Canadian securities regulators have published proposed changes to the rules governing the shelf prospectus regime for a 90-day comment period. The proposed rules have two key objectives: reducing unnecessary regulatory burden for well-known seasoned issuers (referred to as WKSIs) and fostering capital formation by such issuers in the Canadian public markets.

Three key enhancements drive the proposed rules: (i) the ability for a WKSI to make prospectus offerings with no regulatory review; (ii) the extension of the validity period for a base shelf prospectus from 25 to 37 months; and (iii) the ability to omit certain information from the base shelf prospectus, including the aggregate amount of securities that may be offered. The proposed rules are modeled after the corresponding filing framework in the United States, improving the alignment of timelines for, and better facilitating, cross-border offerings.

Background

The United States has had a WKSI program for many years. Mature corporations in the United States actively pursue WKSI status to permit them to conduct expedited securities offerings.

Following extensive consultation and support from Canadian issuers to implement a similar offering model, Canadian securities regulators launched a pilot program in January of 2022 that provided eligible WKSIs with a temporary exemption (through blanket orders) from certain base shelf prospectus requirements. The proposed rules would replace this temporary regime and formalize, among other things, a streamlining of the shelf prospectus process to permit eligible WKSIs to make a single filing of a final base shelf prospectus.

What are the proposed WKSI rules?

The proposed rules aim to reduce unnecessary regulatory burden for WKSIs, which are sizeable and well-established issuers, known for their substantial market presence and comprehensive public disclosure records. Under the proposed rules, eligible WKSIs would be able to:

  • Forego the filing of a preliminary base shelf prospectus (which would typically undergo regulatory review);
  • File a final base shelf prospectus that is immediately effective through the deemed issuance of a receipt;
  • Conduct offerings under the base shelf prospectus for up to 37 months, rather than the current period of 25 months; and
  • Omit certain disclosure from the base shelf prospectus, including the aggregate dollar amount of securities that may be raised under the prospectus.

In exchange for the extended validity of the final base shelf prospectus, eligible WKSIs would need to annually re-confirm their eligibility. If an issuer were to no longer meet the eligibility criteria, it would be required to withdraw its WKSI base shelf prospectus and publicly announce that it will no longer distribute securities under that prospectus.

Who is eligible?

The proposed rules include two components of eligibility criteria that non-investment fund issuers must satisfy to make use of the streamlined regime.

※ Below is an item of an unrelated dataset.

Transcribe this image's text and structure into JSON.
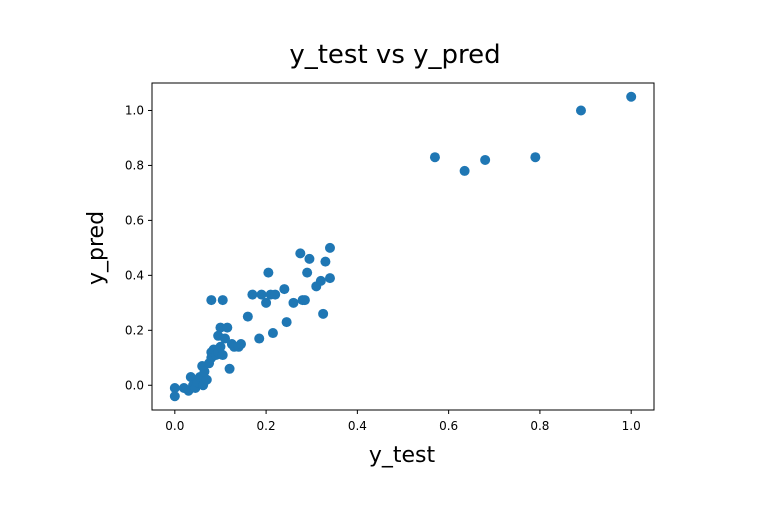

First, an issuer must be a WKSI. To qualify as a WKSI, an issuer must:

  • On at least one day during the preceding 60 days, have had qualifying public equity of at least C$500,000,000, or qualifying public debt of at least C$1,000,000,000;
  • Be and have been a reporting issuer in a jurisdiction of Canada for the preceding 3 years;
  • Be otherwise qualified to file a short form prospectus under Canadian short form prospectus rules;
  • Meet certain additional requirements if it has a mineral project; and
  • Have no outstanding asset-backed securities.

Second, a WKSI must further qualify as an eligible issuer by meeting the following requirements:

  • All requisite periodic and timely disclosure documents must have been filed; and
  • During the preceding three years:
    • The issuer (and any person or company that completed a restructuring transaction with the issuer) (i) must have not ceased operations; and (ii) must have not had as a principal asset cash, cash equivalents or its exchange listing;
    • The issuer must have not become bankrupt nor made a proposal in bankruptcy or insolvency nor been subject to or instituted any proceeding, arrangement or compromise with creditors nor been subject to a receivership;
    • The issuer, and its subsidiaries, must have not been the subject of an order, judgment, decree, sanction or administrative penalty imposed by, or entered into a settlement agreement with or approved by, a court in Canada or a foreign jurisdiction, or a securities regulatory authority or a similar authority in a foreign jurisdiction, related to a claim based in whole or in part on fraud, theft, deceit, misrepresentation, conspiracy, insider trading, unregistered activity or illegal distribution; and
    • The issuer must have not been the subject of (i) a cease trade order or similar order in a jurisdiction of Canada; or (ii) a suspension of trading in the United States.

Next steps

The proposed rules have been published by Canadian securities regulators for a 90-day comment period, ending on December 20, 2023.